Earning a finalist award in the same category as Ancheta was Brandon Rivera’s Ho‘a O‘ahu piece on “Illegal Dumping: The Landfills in Our Backyard.”  Rivera also earned a finalist award in the Student Spot News in Any Media for his UHMtv package on “Cliff Jumping.”

Keon Diego also earned a finalist award for Student Spot News in Any Media for his UHMtv package “Sunscreen Ban,” which covered calls by environmentalists to ban a chemical found in sunscreens that is believed to harm coral reefs.

Danielle Vallejo’s Ho‘a O‘ahu expose on illegal cockfighting in Hawaiʻi, “The Man Behind the Knife,” earned first place for Student Photography and a finalist award for Student Investigative Reporting in Any Media.

Kristen Wong earned first place in the Student Video News category for her UHMtv package on “Traditional Hawaiian Tattoos” and the controversies surrounding legislative, cultural and safety aspects of the ancient body art.

Nicole Tam, who recently completed her journalism studies at UH Mānoa and is serving as Ka Leo’s editor in 2018, earned two finalist awards: one in the Student Feature Reporting in Any Media category for “24,000 Meals a Year,” which was published in Hawaii Business magazine; and one in the Student Video News category for a UHMtv segment on “Rat Lungworm Disease,” with travel to Pahoa supported by a UH journalism program scholarship.

The two other award winners were finalists in Student News Reporting in Any Media (Jordan Virtue, “Big Plans,” Harvard University) and Student Feature Reporting in Any Media (Ashley Mizuo, “The Words Behind the Picture Brides,” Loyola University Chicago).

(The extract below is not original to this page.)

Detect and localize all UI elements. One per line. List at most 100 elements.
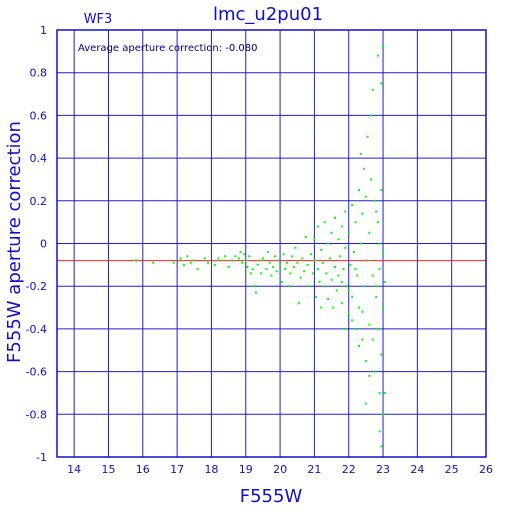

In addition, of the 11 internships funded by SPJ Hawai‘i this year, five of the students were from UH Mānoa: Darryl Kaneyuki (Hawaii Business), Shannon Manamtam (KITV4), Harrison Patino (Hawaii Public Radio), Mika Morii Rawson (Alexander & Baldwin) and Jasmine Yi (Pacific Edge). A sixth intern was from Leeward Community College: Jasmine Bautista (Hawaii).

 

Full Photo Captions:

  1. Journalism Award Winners: Awards winners, SPJ 2018, from left to right, Professor Ann Auman, students Nicole Tam, Bianca Smallwood, Annabelle Le Jeune and Dillon Ancheta, and instructor Sherrie White
  2. SPJ Interns: UH Manoa SPJ interns 2018, from left to right, Darryl Kaneyuki (Hawaii Business magazine), Mika Morii Rawson (Alexander & Baldwin) and Shannon Manamtam (KITV4).

 

More About the School of Communications
The School of Communications (COM/JOUR) in the UH Mānoa College of Social Sciences improves the ways in which people talk to each other – in Hawai‘i and beyond – through all mediated channels, from voice-to-voice conversations to dynamic interactions via emerging technologies. The school strives for excellence in all areas of teaching, research and practice while embracing the contemporary challenges of complex and multicultural contexts involving communication and journalism.

More About Ho‘a O’ahu
Ho‘a O’ahu is an independent student news website, advised by Associate Professor Brett Oppegaard.

More About UHMtv
UHMtv is sponsored by the College of Social Sciences. The 30-minute video news magazine that airs at the culmination of each semester on broadcast television network station KFVE. It is written, hosted and produced by journalism students from the School of Communications as part of the capstone course for majors overseen by Professors Gerald Kato and Brett Oppegaard, and UHMtv instructors Bernadette Baraquio (Executive Producer) and Sherrie White (Media Lab Director).